The rest is history in the making. He paid me compliments and I paid for dinner. He liked to drape himself in my long blond hair and pretend he’s part of my body and the hair is his own. I never got it. Nor did I get the way he’d put me on top of some pedestal, get down on his knees like I was made of fine crystal, and shield me from any bad thoughts or bad news or bad habits he had.

In this way I protected myself from any emotional connection to this man who came to worship his sea goddess regularly, leave her sacrifices by her feet religiously, write odes and sonnets in praise of the woman who brought him food and bounty and booty four times a week for the past four weeks and accepted nothing in return but an occasional orgasm.

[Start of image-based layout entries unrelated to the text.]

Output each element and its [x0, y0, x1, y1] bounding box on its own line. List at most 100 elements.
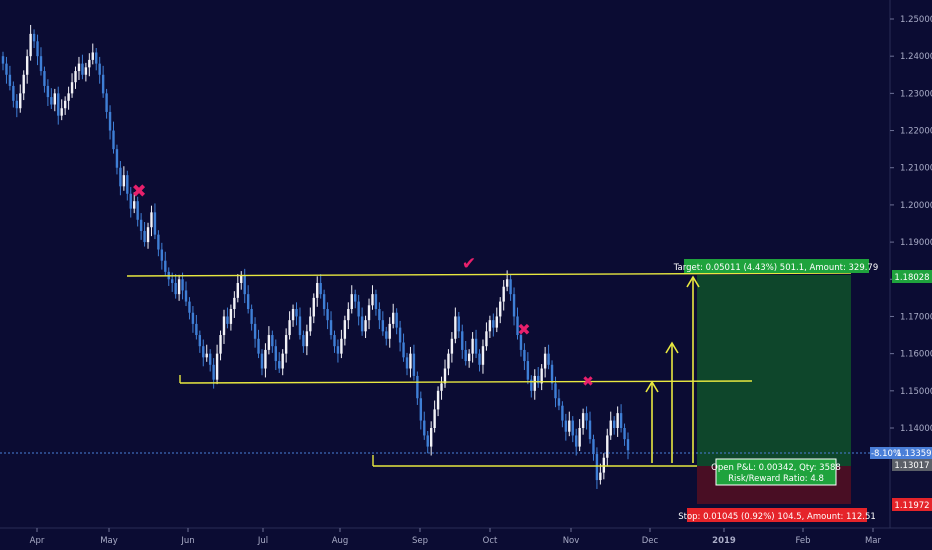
candle-down — [174, 282, 177, 295]
time-axis[interactable]: Apr May Jun Jul Aug Sep Oct Nov Dec 2019 Feb Mar — [30, 528, 882, 546]
candle-up — [133, 201, 136, 209]
pnl-line-2: Risk/Reward Ratio: 4.8 — [728, 474, 824, 484]
candle-down — [8, 74, 12, 86]
candle-up — [19, 93, 22, 109]
time-tick-label: Nov — [563, 536, 580, 546]
candle-down — [405, 357, 409, 369]
candle-up — [309, 316, 312, 332]
candle-down — [374, 294, 378, 310]
candle-down — [1, 56, 5, 64]
candle-down — [115, 149, 119, 168]
candle-down — [98, 63, 101, 75]
candle-down — [188, 301, 191, 313]
candle-up — [602, 457, 606, 473]
time-tick-label: Jun — [180, 536, 194, 546]
cross-mark-nov: ✖ — [582, 374, 594, 390]
candle-up — [177, 279, 181, 295]
candle-down — [623, 428, 626, 440]
pnl-line-1: Open P&L: 0.00342, Qty: 3588 — [711, 463, 841, 473]
candle-down — [395, 312, 398, 328]
candle-down — [43, 71, 46, 86]
candle-up — [150, 212, 153, 228]
price-tag-current: 1.13359 — [896, 449, 931, 459]
candle-up — [84, 67, 88, 75]
arrow-2[interactable] — [665, 341, 679, 463]
time-tick-label: Feb — [795, 536, 810, 546]
candle-down — [253, 323, 257, 339]
candle-up — [371, 294, 374, 306]
arrow-3[interactable] — [686, 275, 700, 463]
candle-down — [181, 279, 184, 291]
candle-up — [222, 316, 226, 336]
price-tag-target-bg — [892, 270, 932, 283]
price-tick-label: 1.22000 — [900, 127, 932, 137]
candle-down — [550, 364, 554, 384]
candle-down — [457, 316, 461, 332]
candle-down — [160, 249, 164, 261]
candle-up — [284, 335, 288, 354]
candle-up — [391, 312, 395, 324]
candle-up — [291, 309, 295, 321]
candle-up — [67, 93, 70, 101]
candle-up — [409, 353, 412, 369]
candle-down — [381, 320, 385, 332]
candle-down — [101, 74, 105, 94]
middle-line[interactable] — [179, 380, 753, 384]
price-tick-label: 1.20000 — [900, 201, 932, 211]
candle-up — [60, 108, 63, 116]
candle-down — [464, 349, 467, 362]
candle-down — [129, 193, 132, 209]
candle-up — [488, 320, 492, 332]
candle-up — [388, 323, 391, 339]
candle-down — [619, 413, 623, 428]
candle-up — [568, 420, 571, 432]
candle-down — [50, 97, 53, 105]
candle-up — [433, 409, 436, 428]
candle-down — [336, 346, 340, 354]
candle-down — [32, 33, 36, 42]
candle-up — [63, 100, 67, 109]
candle-up — [454, 316, 457, 339]
arrow-1[interactable] — [645, 380, 659, 463]
candle-down — [226, 316, 229, 324]
candle-up — [609, 420, 612, 436]
candle-up — [485, 331, 488, 347]
candle-down — [588, 420, 592, 440]
candle-up — [264, 349, 267, 369]
price-tick-label: 1.23000 — [900, 89, 932, 99]
candle-up — [350, 294, 353, 310]
candle-down — [15, 100, 19, 109]
candle-up — [22, 74, 25, 94]
candle-down — [423, 420, 426, 436]
candle-down — [153, 212, 157, 235]
candle-up — [219, 335, 222, 354]
candle-down — [39, 56, 43, 72]
candle-down — [561, 405, 564, 421]
candle-down — [198, 335, 202, 347]
candle-up — [340, 338, 343, 354]
candle-down — [385, 331, 388, 339]
candle-down — [36, 41, 39, 57]
candle-up — [316, 282, 319, 298]
candle-down — [243, 275, 246, 295]
check-mark-sep: ✔ — [462, 254, 476, 274]
candle-up — [499, 301, 502, 317]
candle-down — [57, 93, 60, 116]
candle-down — [492, 320, 495, 328]
resistance-line[interactable] — [126, 272, 852, 277]
time-tick-label: Aug — [332, 536, 349, 546]
candle-down — [398, 327, 402, 343]
candle-down — [326, 309, 329, 321]
candle-up — [471, 338, 474, 354]
candle-up — [467, 353, 471, 362]
candle-down — [416, 375, 419, 399]
candle-down — [170, 279, 174, 283]
candle-down — [119, 167, 122, 187]
candle-down — [612, 420, 616, 428]
candle-down — [319, 282, 322, 295]
candle-down — [278, 361, 281, 369]
candle-down — [257, 338, 260, 354]
candle-down — [530, 379, 533, 391]
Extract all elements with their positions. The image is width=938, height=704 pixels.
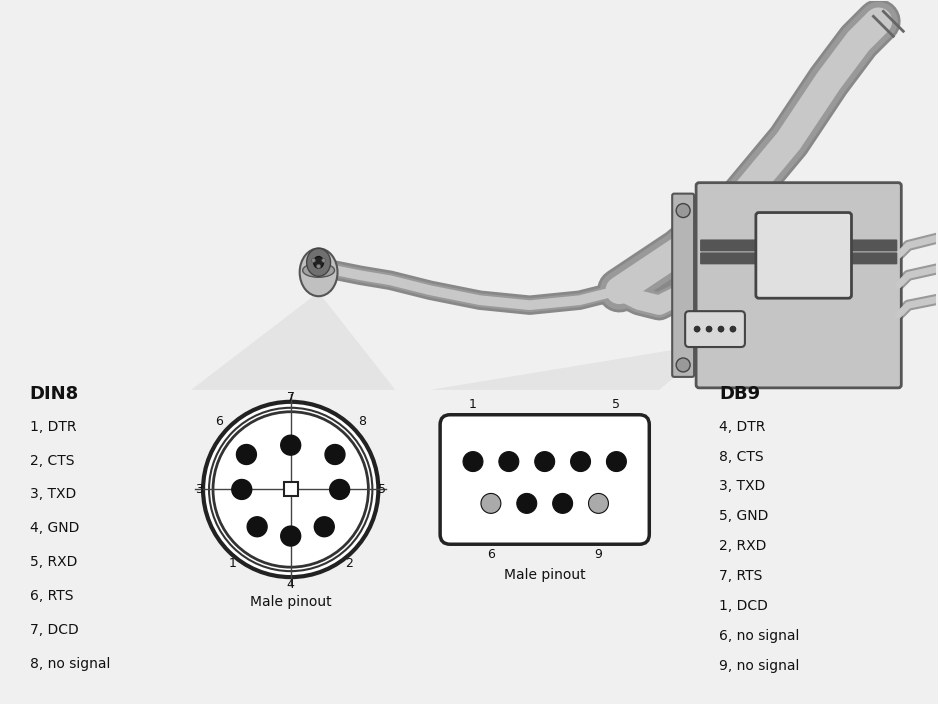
Circle shape <box>676 203 690 218</box>
Circle shape <box>718 326 724 332</box>
Circle shape <box>209 408 372 571</box>
Text: 9: 9 <box>595 548 602 561</box>
Polygon shape <box>431 343 715 390</box>
Circle shape <box>232 479 251 499</box>
Text: 2, CTS: 2, CTS <box>30 453 74 467</box>
FancyBboxPatch shape <box>673 194 694 377</box>
Text: 7, RTS: 7, RTS <box>719 569 763 583</box>
Ellipse shape <box>307 249 330 276</box>
Circle shape <box>607 451 627 472</box>
Circle shape <box>552 494 572 513</box>
Circle shape <box>463 451 483 472</box>
Text: 6, no signal: 6, no signal <box>719 629 799 643</box>
Text: 2: 2 <box>345 557 353 570</box>
Text: 7: 7 <box>287 391 295 404</box>
Text: 6, RTS: 6, RTS <box>30 589 73 603</box>
Text: 5, GND: 5, GND <box>719 510 768 523</box>
Circle shape <box>213 412 369 567</box>
Text: 8, no signal: 8, no signal <box>30 657 110 671</box>
FancyBboxPatch shape <box>696 182 901 388</box>
Circle shape <box>481 494 501 513</box>
Polygon shape <box>191 292 395 390</box>
Text: 6: 6 <box>216 415 223 427</box>
Circle shape <box>325 444 345 465</box>
Text: 4, GND: 4, GND <box>30 522 79 535</box>
Text: 3, TXD: 3, TXD <box>719 479 765 494</box>
Circle shape <box>329 479 350 499</box>
Circle shape <box>570 451 591 472</box>
Circle shape <box>236 444 256 465</box>
Text: 5: 5 <box>378 483 386 496</box>
Circle shape <box>535 451 554 472</box>
Circle shape <box>588 494 609 513</box>
FancyBboxPatch shape <box>700 253 898 264</box>
Text: 7, DCD: 7, DCD <box>30 623 79 637</box>
Circle shape <box>280 435 301 455</box>
Text: 1, DTR: 1, DTR <box>30 420 76 434</box>
Circle shape <box>706 326 712 332</box>
Ellipse shape <box>313 256 324 268</box>
Text: Male pinout: Male pinout <box>250 595 331 609</box>
Text: 6: 6 <box>487 548 495 561</box>
Text: 8, CTS: 8, CTS <box>719 450 764 464</box>
Text: 1: 1 <box>229 557 236 570</box>
Circle shape <box>676 358 690 372</box>
FancyBboxPatch shape <box>756 213 852 298</box>
Text: 4: 4 <box>287 578 295 591</box>
FancyBboxPatch shape <box>700 239 898 251</box>
FancyBboxPatch shape <box>685 311 745 347</box>
Circle shape <box>317 264 321 268</box>
Ellipse shape <box>303 263 335 277</box>
Ellipse shape <box>299 249 338 296</box>
Circle shape <box>311 258 315 263</box>
Text: 2, RXD: 2, RXD <box>719 539 766 553</box>
FancyBboxPatch shape <box>440 415 649 544</box>
Circle shape <box>499 451 519 472</box>
Text: 3, TXD: 3, TXD <box>30 487 76 501</box>
Circle shape <box>314 517 334 536</box>
Text: DIN8: DIN8 <box>30 385 79 403</box>
Circle shape <box>248 517 267 536</box>
Circle shape <box>203 402 378 577</box>
Circle shape <box>280 526 301 546</box>
Circle shape <box>517 494 537 513</box>
Text: 8: 8 <box>358 415 366 427</box>
Text: DB9: DB9 <box>719 385 760 403</box>
Text: 9, no signal: 9, no signal <box>719 659 799 673</box>
Circle shape <box>322 258 325 263</box>
Text: 5: 5 <box>613 398 620 410</box>
Text: 5, RXD: 5, RXD <box>30 555 77 570</box>
Text: 4, DTR: 4, DTR <box>719 420 765 434</box>
Text: 1: 1 <box>469 398 477 410</box>
Circle shape <box>730 326 736 332</box>
Text: Male pinout: Male pinout <box>504 568 585 582</box>
FancyBboxPatch shape <box>283 482 297 496</box>
Circle shape <box>694 326 700 332</box>
Text: 1, DCD: 1, DCD <box>719 599 768 613</box>
Text: 3: 3 <box>195 483 203 496</box>
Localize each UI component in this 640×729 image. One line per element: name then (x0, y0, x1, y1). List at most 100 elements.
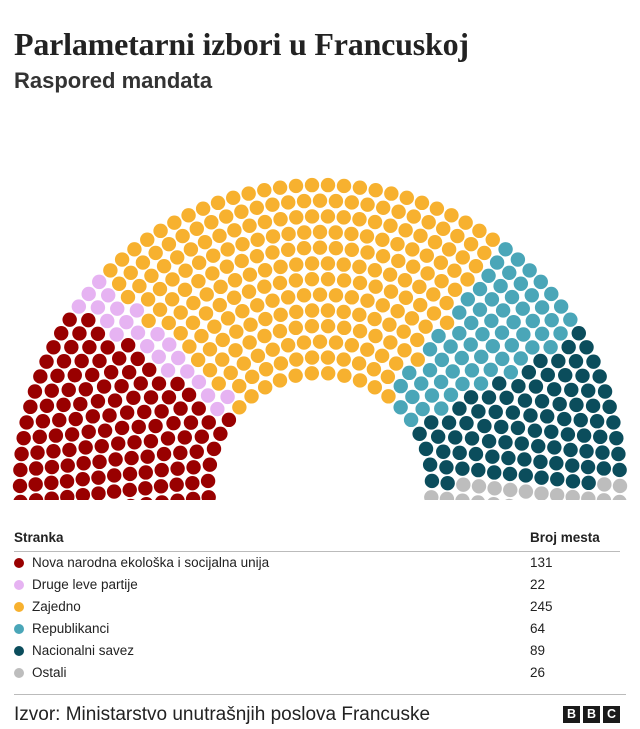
seat-dot (336, 304, 351, 320)
seat-dot (92, 454, 107, 470)
seat-dot (553, 326, 568, 341)
seat-dot (366, 362, 382, 377)
seat-dot (135, 255, 151, 270)
seat-dot (360, 245, 375, 260)
seat-dot (474, 349, 489, 364)
seat-dot (553, 299, 569, 314)
seat-dot (75, 471, 90, 487)
seat-dot (320, 271, 336, 287)
seat-dot (210, 401, 225, 417)
seat-dot (418, 319, 433, 334)
seat-dot (272, 373, 288, 388)
seat-dot (185, 315, 201, 331)
party-name: Druge leve partije (32, 577, 138, 592)
seat-dot (200, 473, 216, 489)
legend-table: Stranka Broj mesta Nova narodna ekološka… (14, 522, 620, 684)
seat-dot (281, 226, 296, 242)
seat-dot (161, 390, 177, 405)
seat-dot (133, 376, 148, 391)
seat-dot (477, 245, 492, 261)
seat-dot (28, 493, 44, 500)
seat-dot (514, 436, 529, 451)
seat-dot (516, 327, 531, 342)
seat-dot (477, 418, 492, 434)
seat-dot (544, 424, 559, 439)
seat-dot (100, 340, 115, 355)
seat-dot (424, 490, 439, 500)
seat-dot (220, 311, 236, 326)
seat-dot (102, 408, 117, 423)
seat-dot (320, 177, 336, 193)
seat-dot (137, 404, 152, 420)
seat-dot (138, 465, 153, 480)
seat-dot (388, 356, 404, 371)
seat-dot (91, 470, 106, 485)
seat-dot (534, 486, 549, 500)
seat-dot (581, 475, 596, 491)
seat-dot (304, 271, 320, 287)
seat-dot (191, 374, 207, 390)
party-column-header: Stranka (14, 522, 530, 552)
seat-dot (148, 418, 163, 434)
seat-dot (281, 195, 296, 210)
seat-dot (464, 363, 480, 378)
seat-dot (206, 248, 221, 263)
seat-dot (127, 435, 142, 450)
seat-dot (468, 259, 484, 274)
seat-dot (249, 200, 265, 215)
seat-dot (232, 378, 247, 394)
seat-dot (122, 482, 137, 498)
seat-dot (439, 491, 455, 500)
seat-dot (111, 276, 127, 291)
seat-dot (280, 290, 296, 305)
seat-dot (273, 212, 288, 227)
seat-dot (573, 412, 588, 428)
seat-dot (132, 278, 147, 294)
seat-dot (127, 242, 142, 257)
seat-dot (120, 338, 136, 353)
seat-dot (602, 399, 617, 415)
seat-dot (402, 365, 417, 381)
seat-dot (39, 354, 54, 369)
seat-dot (455, 376, 470, 392)
seat-dot (455, 493, 470, 500)
seat-dot (412, 426, 427, 442)
seat-dot (383, 218, 398, 233)
seat-dot (16, 430, 31, 446)
seat-dot (434, 401, 449, 416)
seat-dot (560, 427, 576, 442)
seat-dot (257, 183, 272, 198)
seat-dot (344, 338, 360, 353)
seat-dot (242, 335, 257, 350)
seat-dot (420, 266, 435, 281)
seat-dot (154, 462, 169, 478)
seat-dot (424, 473, 440, 489)
seat-dot (75, 487, 91, 500)
seat-dot (258, 311, 273, 327)
seat-dot (352, 212, 367, 227)
seat-dot (337, 368, 352, 383)
seat-dot (575, 368, 590, 383)
seat-dot (202, 342, 218, 357)
seat-dot (576, 428, 592, 443)
seat-dot (56, 397, 71, 413)
seat-dot (352, 373, 368, 388)
seat-dot (235, 236, 250, 252)
seat-dot (382, 317, 397, 332)
seat-dot (126, 498, 135, 500)
seat-dot (107, 468, 122, 483)
seat-dot (62, 312, 77, 327)
seat-dot (215, 332, 230, 348)
seat-dot (320, 209, 336, 224)
seat-dot (606, 415, 621, 430)
seat-dot (320, 256, 336, 271)
seat-dot (464, 315, 479, 331)
seat-dot (81, 424, 96, 439)
seat-dot (434, 352, 450, 368)
seat-dot (413, 297, 428, 313)
seat-dot (200, 388, 216, 403)
seat-dot (523, 408, 538, 423)
seat-dot (524, 288, 539, 303)
seat-dot (304, 366, 320, 381)
seat-dot (213, 426, 228, 442)
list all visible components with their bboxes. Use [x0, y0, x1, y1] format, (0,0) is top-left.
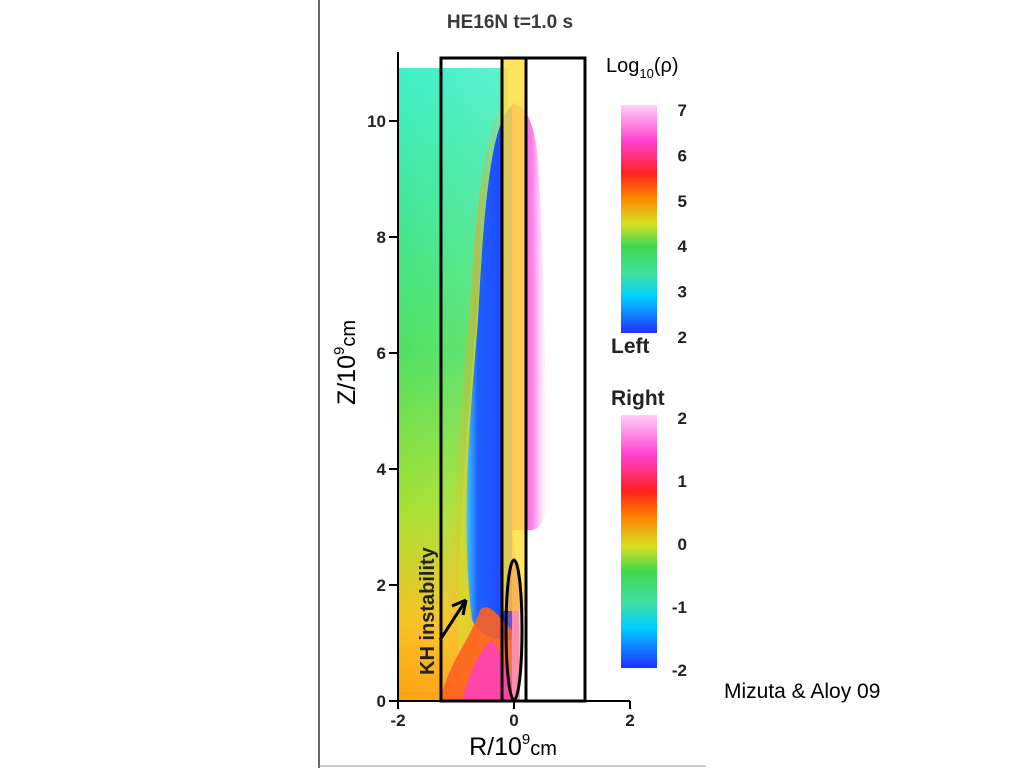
colorbar-tick-label: 2	[678, 409, 687, 428]
y-tick-label: 2	[377, 576, 386, 595]
panel-label-left: Left	[611, 335, 650, 358]
y-tick-group: 0 2 4 6 8 10	[367, 112, 398, 711]
y-tick-label: 0	[377, 692, 386, 711]
x-axis-label: R/109cm	[469, 731, 557, 761]
x-tick-label: 2	[625, 711, 634, 730]
colorbar-tick-label: -1	[672, 598, 687, 617]
y-tick-label: 4	[377, 460, 387, 479]
colorbar-tick-label: 7	[678, 101, 687, 120]
annotation-arrow	[438, 599, 468, 641]
annotation-label: KH instability	[417, 546, 439, 675]
colorbar-title: Log10(ρ)	[606, 55, 679, 81]
panel-label-right: Right	[611, 387, 665, 410]
colorbar-right	[621, 415, 657, 668]
x-tick-group: -2 0 2	[390, 701, 635, 730]
y-tick-label: 6	[377, 344, 386, 363]
x-tick-label: 0	[509, 711, 518, 730]
overlay-ellipse	[504, 558, 524, 702]
x-tick-label: -2	[390, 711, 405, 730]
colorbar-left	[621, 105, 657, 333]
colorbar-right-ticks: 2 1 0 -1 -2	[672, 409, 687, 680]
colorbar-tick-label: 3	[678, 283, 687, 302]
colorbar-tick-label: 5	[678, 192, 687, 211]
chart-title: HE16N t=1.0 s	[447, 12, 573, 33]
y-tick-label: 8	[377, 228, 386, 247]
y-axis-label: Z/109cm	[331, 320, 361, 405]
kh-annotation: KH instability	[417, 546, 468, 675]
colorbar-tick-label: 2	[678, 328, 687, 347]
colorbar-tick-label: 6	[678, 146, 687, 165]
annotation-arrowhead	[451, 598, 468, 616]
colorbar-left-ticks: 7 6 5 4 3 2	[678, 101, 688, 347]
colorbar-tick-label: 4	[678, 237, 688, 256]
figure-credit: Mizuta & Aloy 09	[724, 680, 880, 703]
y-tick-label: 10	[367, 112, 386, 131]
colorbar-tick-label: -2	[672, 661, 687, 680]
colorbar-tick-label: 0	[678, 535, 687, 554]
colorbar-tick-label: 1	[678, 472, 687, 491]
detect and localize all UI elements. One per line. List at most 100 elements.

I never told him the sea was a better lover. It would wrap itself around each line of your body with fingers of enough pressure and breaths just gentle enough. It was as commanding as any good fuck a woman could ask for, especially a woman who spends her life in schools of species disinterested in her curves or her means of communication.

Even then, in the throws of water and something resembling depth, I waited for the light to wrap around me like the blanket tangled around my hips and his mechanical grunts writhing by my ears. I noticed the glow-in-the-dark stars on his ceiling, as childlike as the Nintendo system next to an old TV.

The slant of the setting sun in his dusty room revealed a decay I hadn’t seen some weeks ago. It was hard for him now, I could hear it, holding himself up in one tense and extended push-up. He wasn’t a young man anymore. Therein lies the urgency.

I wasn’t a young woman anymore. The anxiety crept into the moist space between our bodies and the sea released me from its choke-hold. If it took a few dinners in exchange for some human communication, I didn’t mind. As hard as he tried he couldn’t protect me from the passage of time, which is indifferent, all-consuming, as heavy as the weight of an ocean.